CDC: Flu brought nearly twice as many people to the hospital last week as the week before
(CNN) - Nearly 20,000 people in the United States were admitted to the hospital for flu last week, almost double the number of admissions from the week before, according to data updated Friday by the US Centers for Disease Control and Prevention.
The CDC estimates there have been at least 8.7 million illnesses, 78,000 hospitalizations and 4,500 deaths from influenza so far this season.
Flu activity has been highest in the South, with hotspots spreading from El Paso to southwest Virginia, and all but six states are experiencing "high" or "very high" respiratory virus levels, and seasonal flu activity remains "high and continues to increase," according to the CDC.

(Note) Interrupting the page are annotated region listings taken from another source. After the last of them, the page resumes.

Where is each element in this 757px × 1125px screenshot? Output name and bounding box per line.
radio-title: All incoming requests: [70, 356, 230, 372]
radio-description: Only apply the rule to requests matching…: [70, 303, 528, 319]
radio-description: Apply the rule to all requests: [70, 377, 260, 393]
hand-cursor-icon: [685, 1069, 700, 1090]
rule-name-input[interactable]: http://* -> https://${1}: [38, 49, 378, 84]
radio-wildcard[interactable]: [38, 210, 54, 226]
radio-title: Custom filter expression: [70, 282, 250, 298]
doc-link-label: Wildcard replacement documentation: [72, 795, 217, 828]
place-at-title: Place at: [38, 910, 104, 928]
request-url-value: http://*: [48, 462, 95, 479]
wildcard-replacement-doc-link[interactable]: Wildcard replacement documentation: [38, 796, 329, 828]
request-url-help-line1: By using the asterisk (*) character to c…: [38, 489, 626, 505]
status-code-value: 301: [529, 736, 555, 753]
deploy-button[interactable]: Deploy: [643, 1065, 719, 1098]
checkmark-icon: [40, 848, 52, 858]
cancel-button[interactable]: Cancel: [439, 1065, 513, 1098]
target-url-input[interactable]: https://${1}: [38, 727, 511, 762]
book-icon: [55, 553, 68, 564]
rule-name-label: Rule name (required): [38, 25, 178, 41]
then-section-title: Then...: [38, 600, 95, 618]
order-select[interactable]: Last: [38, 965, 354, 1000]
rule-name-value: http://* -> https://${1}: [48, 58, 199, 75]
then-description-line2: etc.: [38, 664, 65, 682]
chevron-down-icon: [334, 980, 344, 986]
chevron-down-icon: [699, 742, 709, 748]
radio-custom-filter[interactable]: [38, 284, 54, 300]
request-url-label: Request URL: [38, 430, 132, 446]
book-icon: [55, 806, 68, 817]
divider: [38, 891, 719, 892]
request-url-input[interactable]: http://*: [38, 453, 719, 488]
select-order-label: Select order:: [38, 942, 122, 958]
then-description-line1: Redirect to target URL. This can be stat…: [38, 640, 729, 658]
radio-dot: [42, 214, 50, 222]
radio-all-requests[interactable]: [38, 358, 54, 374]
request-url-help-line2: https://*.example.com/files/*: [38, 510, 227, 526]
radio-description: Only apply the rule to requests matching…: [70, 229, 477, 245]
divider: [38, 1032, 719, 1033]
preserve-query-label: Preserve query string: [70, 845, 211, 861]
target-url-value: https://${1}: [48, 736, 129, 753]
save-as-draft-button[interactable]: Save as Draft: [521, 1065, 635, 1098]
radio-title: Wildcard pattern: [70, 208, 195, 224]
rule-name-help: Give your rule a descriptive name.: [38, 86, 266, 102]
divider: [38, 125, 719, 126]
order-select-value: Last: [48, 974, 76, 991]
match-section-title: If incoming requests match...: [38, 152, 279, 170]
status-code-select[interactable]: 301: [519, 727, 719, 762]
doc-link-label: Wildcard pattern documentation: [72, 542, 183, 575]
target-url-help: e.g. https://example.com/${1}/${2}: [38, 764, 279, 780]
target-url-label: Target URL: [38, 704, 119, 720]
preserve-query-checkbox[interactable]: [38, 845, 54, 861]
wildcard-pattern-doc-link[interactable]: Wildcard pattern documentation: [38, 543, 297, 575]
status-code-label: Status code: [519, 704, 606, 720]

There have been nearly 17 flu hospitalizations for every 100,000 people, rates typically seen in December or January. The cumulative hospitalization rate hasn't been this high at this point in the season in more than a decade.
The latest surveillance data likely does not yet reflect the full effects of holiday gatherings, as it only captures through November 26 -- two days past Thanksgiving.
While flu continues to ramp up, RSV has shown signs of slowing nationwide, but test positivity rates are still higher than they've been in years, and cumulative hospitalization rates are about 10 times higher than typical for this point in the season. Less than two months in, the RSV hospitalization rate this season is already nearing the total RSV hospitalization rate from the entire 2018-19 season.
There is no vaccine for RSV, but health officials have urged people to get their flu shots and updated Covid-19 boosters heading into winter. With the holiday season -- and flu season -- underway, Dr. Anthony Fauci warned this week of the potential for an emergency situation.
"When you have very little wiggle room of intensive care beds, when you have like almost all the intensive care beds that are occupied, it's bad for the children who have RSV and need intensive care. But it also occupies all the beds, and children who have a number of other diseases that require intensive care or ICU, they don't have the bed for it," Fauci, director of the National Institute of Allergy and Infectious Diseases, said on CBS's "Face the Nation" on Sunday. "So if you get to that situation, that's approaching an emergency."